Proposed by architect J. Robert Hillier, the project looks to replace three existing rental properties and a vacant warehouse with a three-story, age-restricted complex comprising 11 market-rate units and three affordable units.

And while the board heard testimony from Mr. Hillier, cross examination from an attorney representing a nearby property owner, and public comment, the four-and-a-half-hour hearing produced few results, with the board expected to revisit the application at an as-yet-determined date.

Without factoring in the price reduction of the affordable units, the market-rate units could reach the $450,000 to $700,000 range, Mr. Hillier said, expressing a desire to build within the context of the surrounding area and saying that the building’s look and scale would “seamlessly blend into the neighborhood.”

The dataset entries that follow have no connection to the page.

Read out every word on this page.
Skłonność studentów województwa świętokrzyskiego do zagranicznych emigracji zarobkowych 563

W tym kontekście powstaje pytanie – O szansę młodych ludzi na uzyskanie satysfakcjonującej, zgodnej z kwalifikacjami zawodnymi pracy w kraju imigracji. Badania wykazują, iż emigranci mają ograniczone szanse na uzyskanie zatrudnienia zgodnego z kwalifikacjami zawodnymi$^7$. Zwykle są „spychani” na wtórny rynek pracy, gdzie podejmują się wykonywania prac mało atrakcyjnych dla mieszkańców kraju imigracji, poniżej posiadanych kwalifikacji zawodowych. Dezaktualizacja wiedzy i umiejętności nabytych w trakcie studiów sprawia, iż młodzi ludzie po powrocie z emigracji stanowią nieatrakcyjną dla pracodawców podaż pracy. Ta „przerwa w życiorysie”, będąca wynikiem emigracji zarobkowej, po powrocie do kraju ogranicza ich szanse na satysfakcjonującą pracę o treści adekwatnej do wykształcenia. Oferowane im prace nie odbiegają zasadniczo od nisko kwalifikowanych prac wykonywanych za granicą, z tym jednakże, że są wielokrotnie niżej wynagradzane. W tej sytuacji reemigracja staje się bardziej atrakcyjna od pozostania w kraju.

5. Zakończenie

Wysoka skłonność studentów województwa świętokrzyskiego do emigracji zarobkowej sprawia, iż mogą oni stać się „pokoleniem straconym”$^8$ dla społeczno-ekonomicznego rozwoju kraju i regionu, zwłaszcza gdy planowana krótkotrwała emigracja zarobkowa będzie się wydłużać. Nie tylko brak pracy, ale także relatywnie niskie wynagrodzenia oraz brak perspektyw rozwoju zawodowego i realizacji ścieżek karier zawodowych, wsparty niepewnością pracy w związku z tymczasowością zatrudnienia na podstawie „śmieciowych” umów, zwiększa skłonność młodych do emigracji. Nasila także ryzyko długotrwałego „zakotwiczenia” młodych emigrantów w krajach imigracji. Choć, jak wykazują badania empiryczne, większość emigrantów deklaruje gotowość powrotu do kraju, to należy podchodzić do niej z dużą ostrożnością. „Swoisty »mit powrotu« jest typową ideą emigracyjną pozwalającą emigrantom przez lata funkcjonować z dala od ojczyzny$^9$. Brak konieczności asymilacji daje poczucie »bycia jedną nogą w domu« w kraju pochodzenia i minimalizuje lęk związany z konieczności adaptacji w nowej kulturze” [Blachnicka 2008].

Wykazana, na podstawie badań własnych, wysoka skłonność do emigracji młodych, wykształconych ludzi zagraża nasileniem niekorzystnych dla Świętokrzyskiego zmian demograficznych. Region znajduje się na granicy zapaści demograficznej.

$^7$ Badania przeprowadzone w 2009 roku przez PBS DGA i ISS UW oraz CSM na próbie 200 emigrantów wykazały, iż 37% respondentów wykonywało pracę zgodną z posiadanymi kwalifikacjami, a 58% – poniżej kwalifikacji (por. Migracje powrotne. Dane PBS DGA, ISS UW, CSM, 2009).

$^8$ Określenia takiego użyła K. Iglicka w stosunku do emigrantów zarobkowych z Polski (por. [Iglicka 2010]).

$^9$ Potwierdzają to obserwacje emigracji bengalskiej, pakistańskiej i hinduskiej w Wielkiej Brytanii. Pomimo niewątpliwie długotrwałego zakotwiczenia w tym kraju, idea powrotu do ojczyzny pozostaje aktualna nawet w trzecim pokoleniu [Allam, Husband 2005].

Mr. Hillier, a shareholder of Town Topics, Inc., is seeking permission to increase floor-area ratio requirements from 45 percent to 89 percent; increase the coverage area to 38 percent, up from the current 30 percent allowance.

Because the plan calls for far higher density than what is currently there, Mr. Hillier is also asking for an increase in units per acre from the currently allowed 14-unit maximum to 27 units per acre. Mr. Hiller is also required to increase the allowance for dwellings per unit from the existing three to 14 units.

The building would include a 21-car underground parking garage, and would feature a sod roof.

Attorney Chris DeGrezia, who represents Greenview neighbors Stephen Gates and Julie Fox, cross-examined Mr. Hillier, questioning the planned building’s scale in comparison to the rest of the neighborhood, and expressing concern over visitor parking. George Jacquemart, Mr. Hillier’s traffic consultant, said that because of the proposal’s in-town location, and because of the age of the residents there, less traffic would be generated. “From a traffic impact point of view, this application will be positive,” he said. But Tara De La Garza, a resident of nearby Humbert Street, worried that cars turning right off Greenview into the proposed complex would create a bottleneck on Wiggins Street, which runs perpendicular to Greenview. “Is that going to create a jam?” she said. The Zoning Board took no action and no new hearing has been set.